Вивиан Собчак в статье «Сцена экрана: По направлению к феноменологии кинематографического и электронного присутствия» (1990) исследовала онтологию визуальных пространств. Описывая феноменологические различия фотографического, кино– и электронного пространства-присутствия, она отметила, что только последнее дискретно, аисторично и ненаселяемо-бесплотно. Фотография приоткрывает место в прошлом, оледеневший момент бытия; кино создает эффект присутствия в настоящем, конструирует пространство, куда помещается трехмерное тело; электронная технология разлагает на структурные единицы и абстрактно схематизирует пространства фото– и кинообраза, дискретные единицы передачи информации мутируют серийно, бесконечно и абсолютно. Электронные пространства лишены центра и земли, они в лучшем случае наделены только вектором графической симуляции перспективы, который служит навигатором человеческому глазу. По электронному пространству тень самого зрителя скользит совершенно незамеченной [487] . В инсталляции для Документы Хилл управляет движением двух процессий призраков: бесплотные светящиеся проекции и темные, идущие молчаливым потоком зрители. Эти два черно-белых мира не соединяются, хотя и стремятся навстречу друг другу, отражают друг друга.

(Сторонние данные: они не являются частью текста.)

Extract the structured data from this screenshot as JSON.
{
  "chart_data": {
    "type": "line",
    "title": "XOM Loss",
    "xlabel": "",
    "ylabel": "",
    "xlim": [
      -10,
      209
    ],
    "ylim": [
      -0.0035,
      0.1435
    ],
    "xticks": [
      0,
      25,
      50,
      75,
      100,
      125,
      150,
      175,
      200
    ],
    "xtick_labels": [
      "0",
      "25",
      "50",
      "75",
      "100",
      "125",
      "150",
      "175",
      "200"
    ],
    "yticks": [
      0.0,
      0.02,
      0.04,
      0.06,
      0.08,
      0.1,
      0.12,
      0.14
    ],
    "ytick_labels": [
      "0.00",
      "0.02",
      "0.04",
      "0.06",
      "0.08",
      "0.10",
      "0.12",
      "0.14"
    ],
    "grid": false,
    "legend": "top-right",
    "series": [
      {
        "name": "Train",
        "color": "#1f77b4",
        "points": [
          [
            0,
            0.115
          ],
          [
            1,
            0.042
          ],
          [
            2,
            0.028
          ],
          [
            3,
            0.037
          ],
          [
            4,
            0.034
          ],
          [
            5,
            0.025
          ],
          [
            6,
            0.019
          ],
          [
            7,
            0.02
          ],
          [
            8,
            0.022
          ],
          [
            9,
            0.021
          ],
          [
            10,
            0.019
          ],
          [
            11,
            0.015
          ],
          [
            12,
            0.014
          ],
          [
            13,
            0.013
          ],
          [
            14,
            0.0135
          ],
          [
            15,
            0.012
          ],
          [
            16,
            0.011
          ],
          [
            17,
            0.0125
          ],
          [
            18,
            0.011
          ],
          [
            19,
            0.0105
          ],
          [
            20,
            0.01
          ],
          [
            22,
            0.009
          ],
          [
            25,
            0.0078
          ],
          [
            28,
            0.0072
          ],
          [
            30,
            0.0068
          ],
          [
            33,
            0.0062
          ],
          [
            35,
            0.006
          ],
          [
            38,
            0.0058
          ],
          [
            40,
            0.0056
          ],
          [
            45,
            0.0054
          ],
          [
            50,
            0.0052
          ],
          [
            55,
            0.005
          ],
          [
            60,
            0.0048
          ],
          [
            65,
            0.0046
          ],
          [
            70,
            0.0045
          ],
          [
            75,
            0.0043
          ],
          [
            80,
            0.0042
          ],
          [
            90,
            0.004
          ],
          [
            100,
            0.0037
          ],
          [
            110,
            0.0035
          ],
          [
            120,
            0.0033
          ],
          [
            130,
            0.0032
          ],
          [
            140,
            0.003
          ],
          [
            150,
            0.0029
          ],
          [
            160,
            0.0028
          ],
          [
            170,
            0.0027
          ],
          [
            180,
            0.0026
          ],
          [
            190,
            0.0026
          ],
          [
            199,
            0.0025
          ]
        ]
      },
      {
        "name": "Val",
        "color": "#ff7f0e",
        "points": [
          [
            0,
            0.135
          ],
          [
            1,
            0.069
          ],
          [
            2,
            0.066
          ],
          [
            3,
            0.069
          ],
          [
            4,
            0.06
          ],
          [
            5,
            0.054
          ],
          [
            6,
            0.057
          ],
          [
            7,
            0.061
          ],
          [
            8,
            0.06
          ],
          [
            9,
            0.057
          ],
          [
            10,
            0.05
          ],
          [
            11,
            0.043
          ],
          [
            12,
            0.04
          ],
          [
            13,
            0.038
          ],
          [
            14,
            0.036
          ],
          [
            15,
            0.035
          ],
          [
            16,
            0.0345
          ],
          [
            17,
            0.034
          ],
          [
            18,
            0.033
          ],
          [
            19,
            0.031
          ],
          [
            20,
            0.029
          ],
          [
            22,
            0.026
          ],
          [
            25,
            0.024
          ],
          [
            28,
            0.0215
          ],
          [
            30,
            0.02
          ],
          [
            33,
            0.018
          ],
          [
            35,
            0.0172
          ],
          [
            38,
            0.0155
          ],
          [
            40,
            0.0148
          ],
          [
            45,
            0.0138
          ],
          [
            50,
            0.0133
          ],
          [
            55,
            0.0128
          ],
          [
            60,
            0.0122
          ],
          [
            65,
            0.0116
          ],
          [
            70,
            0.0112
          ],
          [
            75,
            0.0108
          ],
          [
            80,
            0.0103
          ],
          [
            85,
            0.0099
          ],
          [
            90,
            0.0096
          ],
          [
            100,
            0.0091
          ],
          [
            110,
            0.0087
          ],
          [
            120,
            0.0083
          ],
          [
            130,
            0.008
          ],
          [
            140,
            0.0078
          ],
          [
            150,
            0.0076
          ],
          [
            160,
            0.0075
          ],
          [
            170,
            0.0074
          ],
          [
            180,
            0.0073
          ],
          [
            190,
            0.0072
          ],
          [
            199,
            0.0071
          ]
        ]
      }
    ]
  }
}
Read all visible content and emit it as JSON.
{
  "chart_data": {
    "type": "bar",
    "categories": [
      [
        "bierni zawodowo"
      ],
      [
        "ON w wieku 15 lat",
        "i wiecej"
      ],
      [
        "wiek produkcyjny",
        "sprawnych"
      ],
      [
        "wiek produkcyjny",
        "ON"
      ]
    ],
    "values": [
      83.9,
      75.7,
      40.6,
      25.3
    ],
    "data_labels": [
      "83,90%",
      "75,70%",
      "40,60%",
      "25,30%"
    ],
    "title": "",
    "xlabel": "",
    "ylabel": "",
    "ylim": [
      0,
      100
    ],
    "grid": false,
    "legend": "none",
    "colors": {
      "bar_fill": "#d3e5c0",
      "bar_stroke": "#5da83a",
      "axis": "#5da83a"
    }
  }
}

У них разный хронометраж жизни, совпадающий только на том коротком отрезке, который проходит каждый зритель, встречая своих «вестников». Хилл использует наумэновский мотив коридора, излюбленный символ всех философов и практиков ЛСД 1960-х, как архетипический символ перехода из персонального времени в вечность, или в безвременье. Видеоискусство в этом выдающемся художественном и инженерном событии мысли показывает то, чего нельзя увидеть нигде вообще, – время; то скрытое от глаз мгновение, когда бытие воплощается или отпочковывает от себя образ и создает для него новое пространство времени. Об этом писал Бланшо в эссе, посвященном Мишелю Фуко: «Держаться в той точке, где речь предоставляет забвению собраться в своем рассеивании и дозволяет забвению явиться в речь» [488] .
487
См.: Cooke L. Postscript: Re-embodiments in Alter-space. P. 88.
488
Цит. по: Лапицкий В. Подобное подобным // Бланшо М. Ожидание забвение. С. 172.